Publié le par Drinkel

Tout critique conserve dans ses tiroirs des notes, comptes rendus de films, entretiens non publiés ou dont la diffusion a été limitée pour des raisons diverses…L’existence de blogs permet de rattraper le temps perdu, de donner aux textes une nouvelle existence, apporter un éclairage sur la genèse d’une œuvre…Après la diffusion d’un entretien inédit que m’avait accordé le grand cinéaste africain Sembène Ousmane, je me permets aujourd’hui d’exhumer le texte d’un entretien que le cinéaste français Olivier Assayas m’avait accordé au tout début de sa carrière à l’occasion d’un passage à Rabat vers la fin des années quatre vingt…Le décalage temporel n’enlève rien à la maturité et à l’intelligence des propos que je suis heureux de présenter aux lecteurs de mon blog.

Dahan : avant de réaliser votre premier long métrage « Désordre », vous étiez critique aux Cahiers. Quelle a été votre expérience en tant que critique ?

Olivier Assayas : c’est difficile de parler de la critique. On a le sentiment que c’est une activité froide. Je suis au contraire partisan de l’analyse que faisaient les gens de la nouvelle vague qui disaient au fond que les textes qu’on écrit sur les films des autres sont des films qu’on a pas encore eu la possibilité de faire. C’est déjà une manière de faire du cinéma. J’ai toujours le sentiment que l’essentiel de ce que je sais sur le cinéma , je l’ai appris en écrivant autant qu’en voyant des films. La mode aujourd’hui (1988) c’est de mépriser la théorie, la réflexion alors que c’est quelque chose d’essentiel pour faire du cinéma.

Dahan : Comment est né chez vous le désir de faire des films ?

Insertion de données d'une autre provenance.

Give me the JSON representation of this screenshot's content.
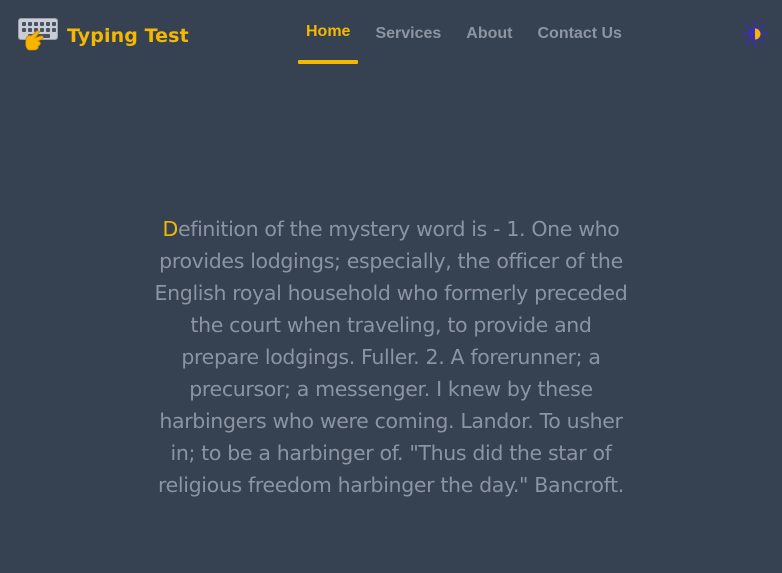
{
  "brand": {
    "title": "Typing Test",
    "icon": "keyboard-hand-icon"
  },
  "nav": {
    "items": [
      {
        "label": "Home",
        "active": true
      },
      {
        "label": "Services",
        "active": false
      },
      {
        "label": "About",
        "active": false
      },
      {
        "label": "Contact Us",
        "active": false
      }
    ]
  },
  "theme_toggle": {
    "icon": "theme-toggle-icon"
  },
  "typing": {
    "current_char": "D",
    "remaining_text": "efinition of the mystery word is - 1. One who provides lodgings; especially, the officer of the English royal household who formerly preceded the court when traveling, to provide and prepare lodgings. Fuller. 2. A forerunner; a precursor; a messenger. I knew by these harbingers who were coming. Landor. To usher in; to be a harbinger of. \"Thus did the star of religious freedom harbinger the day.\" Bancroft."
  },
  "colors": {
    "background": "#364152",
    "accent": "#f5b800",
    "text_muted": "#8c94a1"
  }
}
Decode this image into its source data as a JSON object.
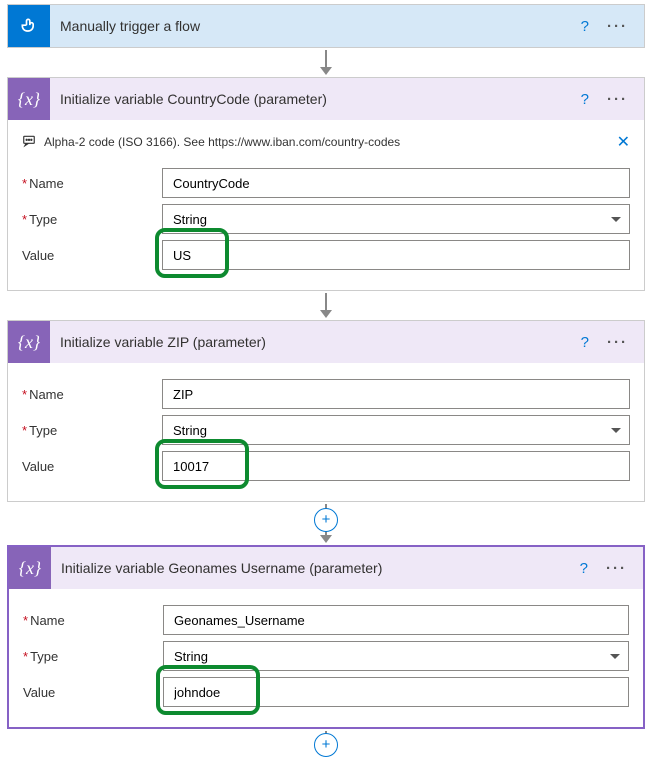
{
  "cards": {
    "trigger": {
      "title": "Manually trigger a flow"
    },
    "var1": {
      "title": "Initialize variable CountryCode (parameter)",
      "note": "Alpha-2 code (ISO 3166). See https://www.iban.com/country-codes",
      "name_label": "Name",
      "name_value": "CountryCode",
      "type_label": "Type",
      "type_value": "String",
      "value_label": "Value",
      "value_value": "US"
    },
    "var2": {
      "title": "Initialize variable ZIP (parameter)",
      "name_label": "Name",
      "name_value": "ZIP",
      "type_label": "Type",
      "type_value": "String",
      "value_label": "Value",
      "value_value": "10017"
    },
    "var3": {
      "title": "Initialize variable Geonames Username (parameter)",
      "name_label": "Name",
      "name_value": "Geonames_Username",
      "type_label": "Type",
      "type_value": "String",
      "value_label": "Value",
      "value_value": "johndoe"
    }
  },
  "labels": {
    "help": "?",
    "menu": "···",
    "close": "✕",
    "plus": "+"
  }
}
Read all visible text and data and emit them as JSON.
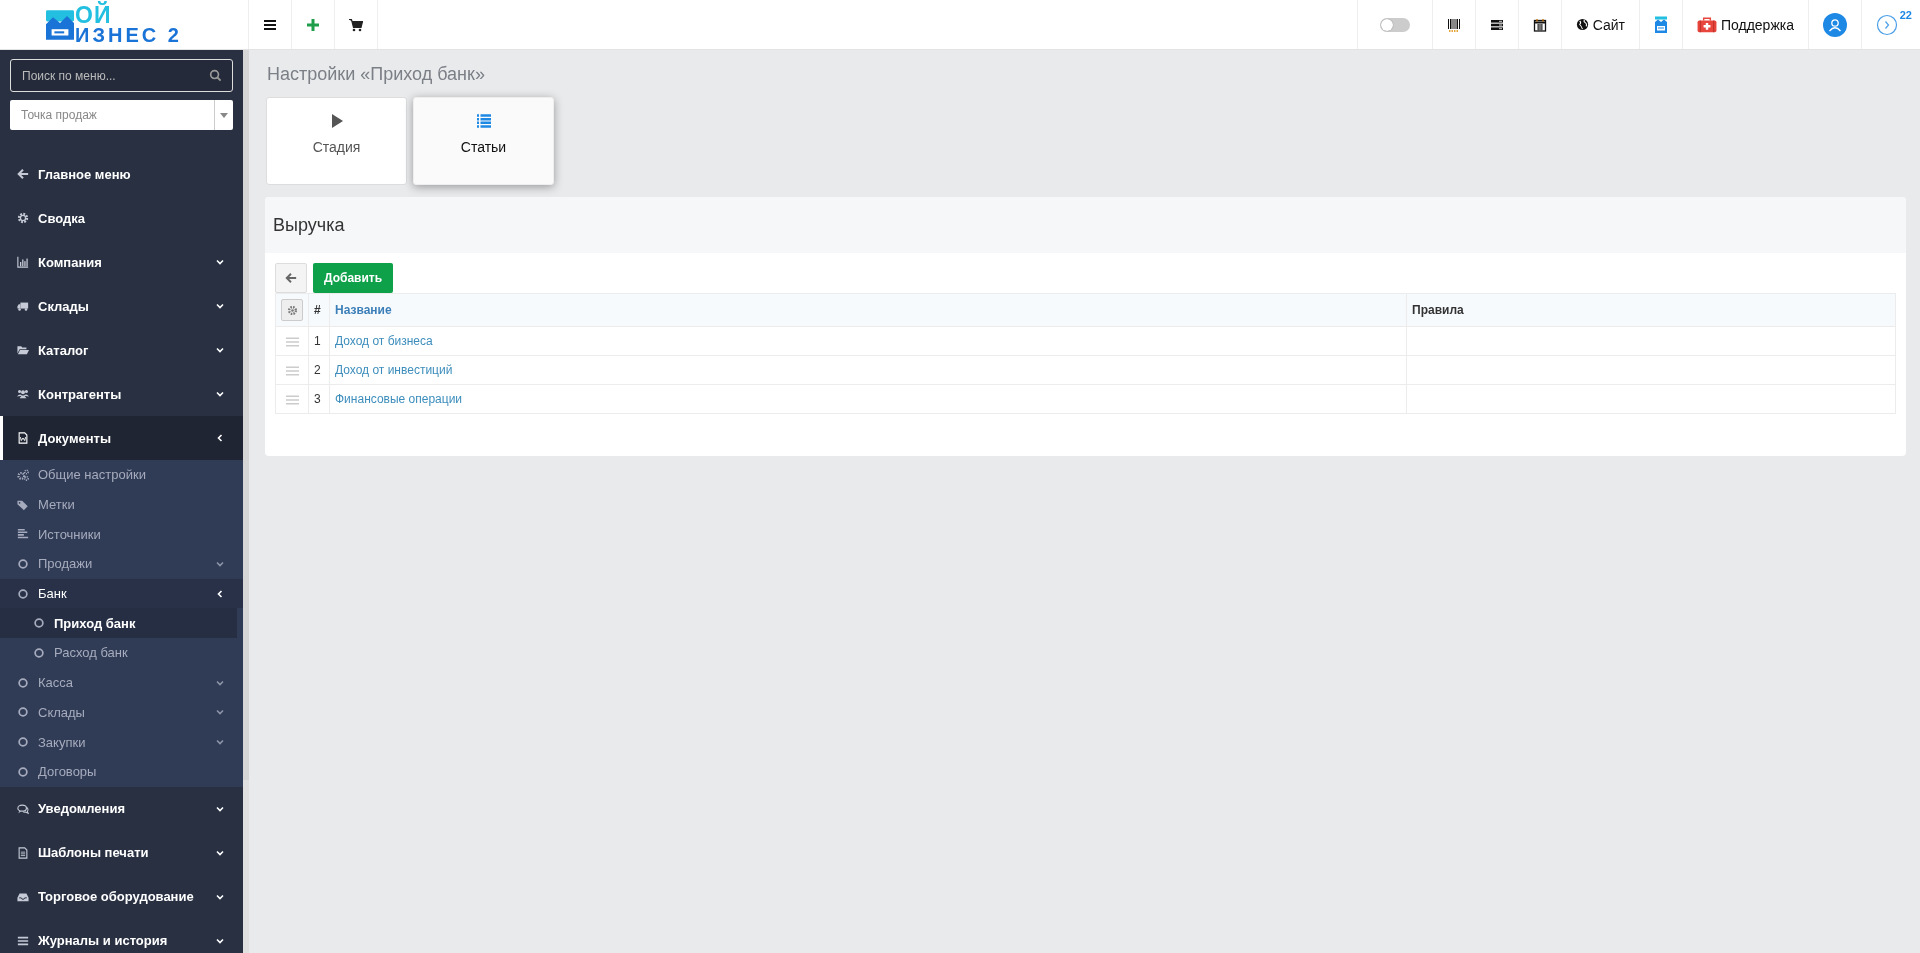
{
  "logo": {
    "line1": "ОЙ",
    "line2": "ИЗНЕС 2"
  },
  "topbar": {
    "toggle": {
      "on": false
    },
    "site_label": "Сайт",
    "support_label": "Поддержка",
    "notification_count": "22"
  },
  "sidebar": {
    "search": {
      "placeholder": "Поиск по меню..."
    },
    "point_select": {
      "placeholder": "Точка продаж"
    },
    "menu": [
      {
        "label": "Главное меню",
        "expandable": false,
        "selected": false
      },
      {
        "label": "Сводка",
        "expandable": false,
        "selected": false
      },
      {
        "label": "Компания",
        "expandable": true,
        "expanded": false,
        "selected": false
      },
      {
        "label": "Склады",
        "expandable": true,
        "expanded": false,
        "selected": false
      },
      {
        "label": "Каталог",
        "expandable": true,
        "expanded": false,
        "selected": false
      },
      {
        "label": "Контрагенты",
        "expandable": true,
        "expanded": false,
        "selected": false
      },
      {
        "label": "Документы",
        "expandable": true,
        "expanded": true,
        "selected": true,
        "children": [
          {
            "label": "Общие настройки",
            "expandable": false,
            "selected": false
          },
          {
            "label": "Метки",
            "expandable": false,
            "selected": false
          },
          {
            "label": "Источники",
            "expandable": false,
            "selected": false
          },
          {
            "label": "Продажи",
            "expandable": true,
            "expanded": false,
            "selected": false
          },
          {
            "label": "Банк",
            "expandable": true,
            "expanded": true,
            "selected": true,
            "children": [
              {
                "label": "Приход банк",
                "expandable": false,
                "selected": true
              },
              {
                "label": "Расход банк",
                "expandable": false,
                "selected": false
              }
            ]
          },
          {
            "label": "Касса",
            "expandable": true,
            "expanded": false,
            "selected": false
          },
          {
            "label": "Склады",
            "expandable": true,
            "expanded": false,
            "selected": false
          },
          {
            "label": "Закупки",
            "expandable": true,
            "expanded": false,
            "selected": false
          },
          {
            "label": "Договоры",
            "expandable": false,
            "selected": false
          }
        ]
      },
      {
        "label": "Уведомления",
        "expandable": true,
        "expanded": false,
        "selected": false
      },
      {
        "label": "Шаблоны печати",
        "expandable": true,
        "expanded": false,
        "selected": false
      },
      {
        "label": "Торговое оборудование",
        "expandable": true,
        "expanded": false,
        "selected": false
      },
      {
        "label": "Журналы и история",
        "expandable": true,
        "expanded": false,
        "selected": false
      }
    ]
  },
  "page_title": "Настройки «Приход банк»",
  "tabs": [
    {
      "label": "Стадия",
      "selected": false
    },
    {
      "label": "Статьи",
      "selected": true
    }
  ],
  "panel": {
    "title": "Выручка",
    "add_button": "Добавить",
    "table": {
      "columns": [
        "#",
        "Название",
        "Правила"
      ],
      "rows": [
        {
          "number": "1",
          "name": "Доход от бизнеса"
        },
        {
          "number": "2",
          "name": "Доход от инвестиций"
        },
        {
          "number": "3",
          "name": "Финансовые операции"
        }
      ]
    }
  }
}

Assayas : Je n’ai pas à proprement parler de formation cinématographique. Mon père était cinéaste (il est italien, ma mère hongroise). J’ai eu très tôt envie de faire des films. Grâce à mon père j’ai commencé à quinze ans à effectuer des stages sur des tournages, à assister au montage…donc j’ai été familiarisé très tôt aux aspects pratiques du cinéma. J’ai toujours eu une certaine méfiance pour l’Enseignement universitaire. Je pense que le cinéma est d’abord un Art, et ce n’est pas à l’Université ou dans les instituts que l’on peut apprendre à devenir cinéaste. J’ai toujours eu le sentiment que le cinéma se nourrit de la vie, de l’expérience personnelle. J’ai fait parallèlement des études littéraires. J’ai longtemps peint, fait beaucoup de dessins. Progressivement je me suis rapproché du cinéma à ma façon. J’ai commencé à bricoler des courts-métrages avec des copains, à écrire des scénarios. Puis j’ai commencé à écrire pour les Cahiers à partir de 1979 ce qui était pour mon père une hérésie car il avait fait partie de la catégorie de cinéastes appelée Nouvelle qualité française, lesquels ont été descendus par les critiques des cahiers dans les années soixante…J’ai écrit et travaillé sur beaucoup de scénarios parce que j’aime l’Ecriture. Quand j’ai écrit Rendez-vous, je n’étais pas du tout connu et Téchiné était dans dans une mauvaise passe. On avait signé avec le producteur un Contrat qui était une escroquerie totale. Le scénario a été écrit très vite. Je crois que les meilleures choses se font très vite. Le film fut une réussite commerciale. Nous étions malades Téchiné et moi parce que nous n’avions pas de pourcentages sur les bénéfices. Ensuite nous avons fait Le lieu du crime. Le film est en partie autobiographique (Téchiné). J’ai aidé Téchiné à écrire certaines scènes en collaboration avec Pascal Bonitzer. Ma participation à l’écriture fut d’ordre technique.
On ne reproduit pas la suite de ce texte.